Sumida en una ansiedad desagradable, no noté cuando el pórtico se entreabrió y de allí se desprendió una figura más bien menuda, de hombros anchos y rizos quisquillosamente atendidos.

—Rosi—, dijo él, como si se le hubiera escapado un suspiro. 

—Hola, Nico.

Lo ceñí entre mis brazos y rocé las hebras de su pelo dócilmente con las puntas de mis dedos. Estaba más fornido que la última vez que lo tuve a mi lado, y ahora olía a hierbas medicinales. 

—No sabés lo mucho que me hiciste falta— dijo, sosteniéndome la mirada y queriéndo enregarme su mencionada desazón. —Vamos dentro, hay gente esperando por vos. 

Colocó su mano derecha en mi espalda y sentí que me impulsaba hacia delante. Mis pies parecían no tener intención de desplazarse y dudé en zarandearlos para que se desadormezcan. Martín obtuvo el tercer puesto y yo el segundo. Juliana logró ganar el reality, y, aunque nunca desconfié de su idoneidad en carácter de campeona, mentiría si dijera que no resulté desconcertada.
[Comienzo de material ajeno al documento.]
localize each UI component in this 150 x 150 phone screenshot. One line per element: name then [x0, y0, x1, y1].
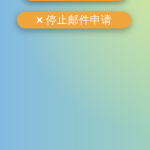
staticText: 停止邮件申请	[46, 13, 112, 26]
button[interactable]: 停止邮件申请	[17, 12, 131, 28]
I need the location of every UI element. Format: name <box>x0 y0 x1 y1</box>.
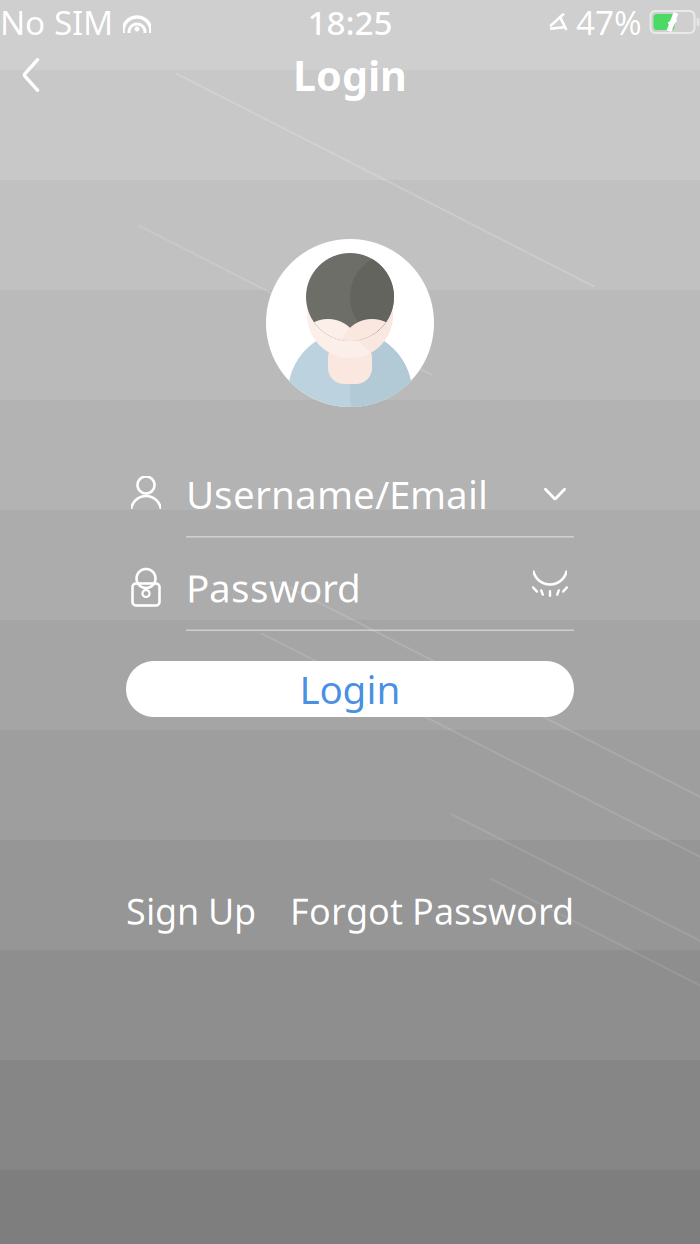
button[interactable]: Sign Up <box>126 879 256 943</box>
staticText: Password <box>186 562 361 613</box>
button[interactable]: Forgot Password <box>290 879 574 943</box>
staticText: No SIM <box>0 0 113 44</box>
button[interactable]: Show password <box>526 566 574 610</box>
staticText: Login <box>293 48 407 102</box>
staticText: Login <box>300 663 400 715</box>
button[interactable]: Show suggestions <box>536 474 574 514</box>
staticText: 47% <box>576 0 642 44</box>
staticText: Username/Email <box>186 468 488 520</box>
button[interactable]: Back <box>0 44 62 106</box>
button[interactable]: Login <box>126 661 574 717</box>
staticText: Sign Up <box>126 887 256 935</box>
staticText: 18:25 <box>308 0 392 44</box>
staticText: Forgot Password <box>290 887 574 935</box>
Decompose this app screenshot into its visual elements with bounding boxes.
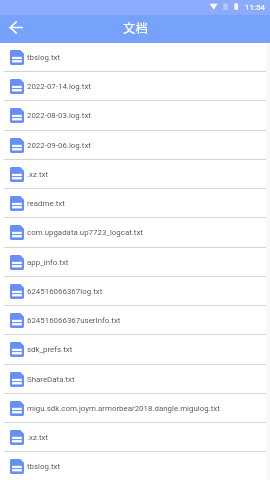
button[interactable]: readme.txt [0,189,270,217]
staticText: com.upgadata.up7723_logcat.txt [27,228,143,237]
button[interactable]: Back [4,15,28,39]
button[interactable]: tbslog.txt [0,43,270,71]
staticText: 2022-07-14.log.txt [27,82,91,91]
staticText: migu.sdk.com.joym.armorbear2018.dangle.m… [27,404,220,413]
staticText: app_info.txt [27,258,69,267]
staticText: readme.txt [27,199,65,208]
button[interactable]: com.upgadata.up7723_logcat.txt [0,218,270,247]
staticText: 2022-09-06.log.txt [27,141,91,150]
button[interactable]: 2022-07-14.log.txt [0,72,270,100]
button[interactable]: ShareData.txt [0,365,270,393]
button[interactable]: 2022-08-03.log.txt [0,101,270,130]
staticText: tbslog.txt [27,462,61,471]
button[interactable]: app_info.txt [0,248,270,276]
staticText: .xz.txt [27,170,49,179]
staticText: 624516066367log.txt [27,287,103,296]
button[interactable]: tbslog.txt [0,452,270,480]
staticText: 文档 [123,19,148,37]
staticText: .xz.txt [27,433,49,442]
button[interactable]: sdk_prefs.txt [0,335,270,364]
button[interactable]: 2022-09-06.log.txt [0,131,270,159]
staticText: 11:54 [245,3,265,12]
button[interactable]: 624516066367userInfo.txt [0,306,270,334]
staticText: 2022-08-03.log.txt [27,111,91,120]
staticText: sdk_prefs.txt [27,345,73,354]
staticText: 624516066367userInfo.txt [27,316,121,325]
button[interactable]: .xz.txt [0,423,270,451]
staticText: tbslog.txt [27,53,61,62]
staticText: ShareData.txt [27,375,75,384]
button[interactable]: migu.sdk.com.joym.armorbear2018.dangle.m… [0,394,270,422]
button[interactable]: 624516066367log.txt [0,277,270,305]
button[interactable]: .xz.txt [0,160,270,188]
Quizá (o probablemente) no fue el desenlace de la competencia lo que me inquietó sino la prescripción de la misma. Fue una cachetada de palma abierta por parte de la realidad, que en vez de causarme euforia me entumeció.  

Me entumeció hasta hoy, un día después de haberme lanzado de clavado a la piscina de la libertad, en la cual no sé muy bien cómo nadar.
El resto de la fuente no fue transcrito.